Every major presidential choice in a Clancy novel is inevitably framed as being a question of morality or of courage. That more or less describes how Bush approaches major presidential questions - so much so that his advisors usually frame choices as being those between courage and cowardice - and guess what Bush always chooses.
In Clancy novels, the president always draws the line, never backs down, and revenge is always to be had. Villains do not get away. Technological solutions work in concert with with covert action (the ubiquitous Mr. Clark character). Afghanistan had the hallmarks of a Clancy novel: precision bombing in concert with special forces action. No doubt he thought Iraq would unfold similarly. No Clancy novel has ever featured a counterinsurgency campaign (Clear and Present Danger does have some jungle fighting, but American losses occur because of betrayal, not the sheer messiness of jungle warfare).
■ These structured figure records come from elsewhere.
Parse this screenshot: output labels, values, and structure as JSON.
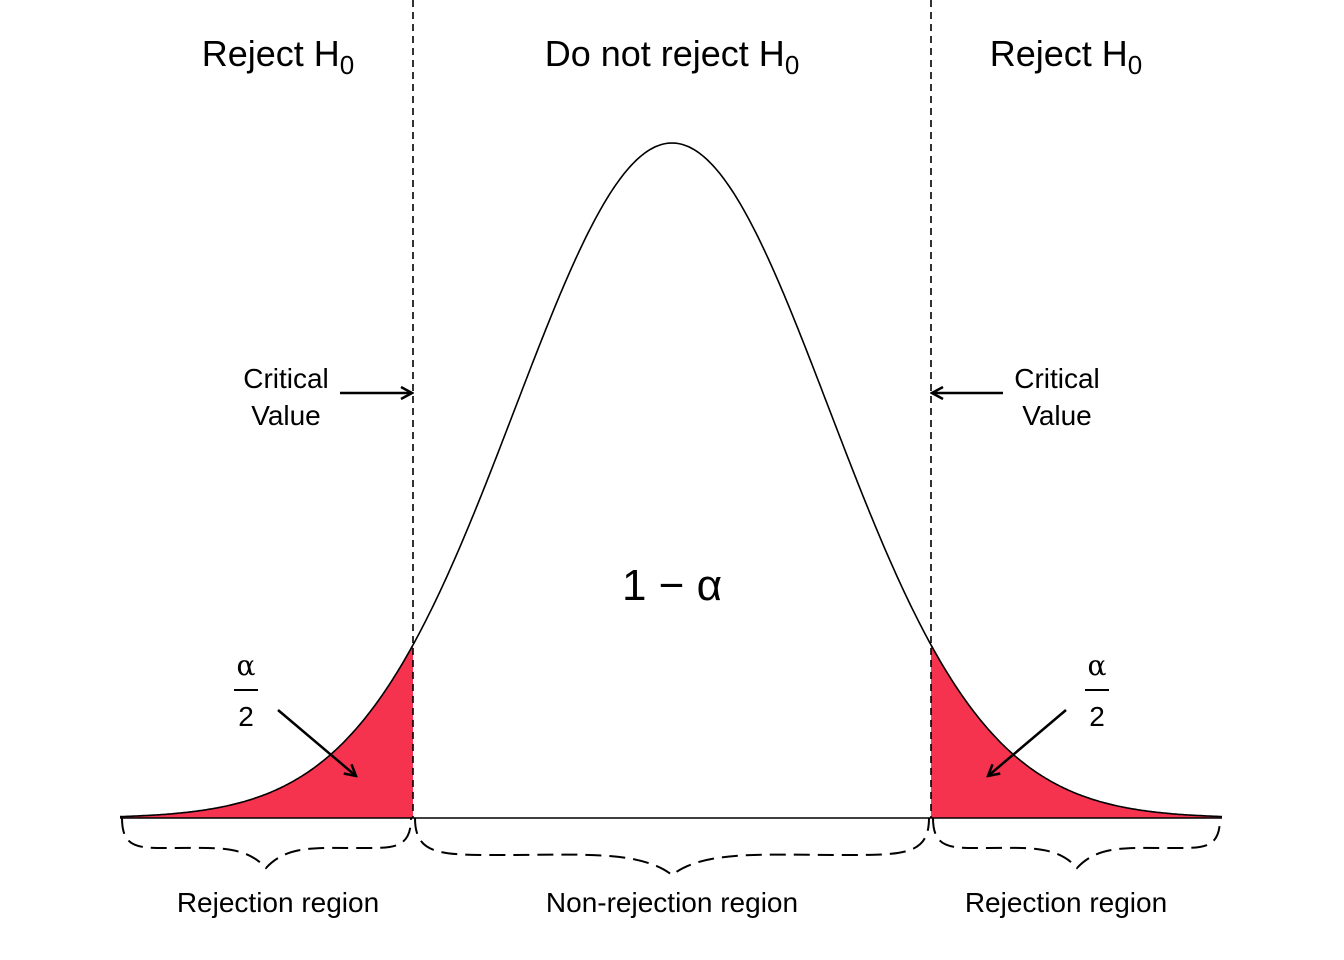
{
  "labels": {
    "top": [
      {
        "text": "Reject H",
        "subscript": "0"
      },
      {
        "text": "Do not reject H",
        "subscript": "0"
      },
      {
        "text": "Reject H",
        "subscript": "0"
      }
    ],
    "critical_left": [
      "Critical",
      "Value"
    ],
    "critical_right": [
      "Critical",
      "Value"
    ],
    "center": "1 − α",
    "alpha_left": {
      "numerator": "α",
      "denominator": "2"
    },
    "alpha_right": {
      "numerator": "α",
      "denominator": "2"
    },
    "regions": [
      "Rejection region",
      "Non-rejection region",
      "Rejection region"
    ]
  }
}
In Clancy-world technology and American resolve always trump the nefarious plans of the evildoers. One never sees incompetence on the Rumsfeld or Tommy Franks level.
This is why all he seems to say about Iraq is "Stay the course." Another administration might have at least reached the point where they were willing to broadly revise strategy. Bush, like President Jack Ryan, sees every question as being primarily one about resolve and courage. Pragmatism and strategy - the conception that discretion might be the better part of honor - these things can't enter into the equation.
None of this is to divest Bush of more craven motives, but to propose one theory about where his simplistic conceptions about leadership might have originated. We do know that he's a big fan of Michael Crichton - especially Crichton's absurd ideas about global warming. It wouldn't be surprising if his model president turns out to be not Ronald Reagan but Jack Ryan.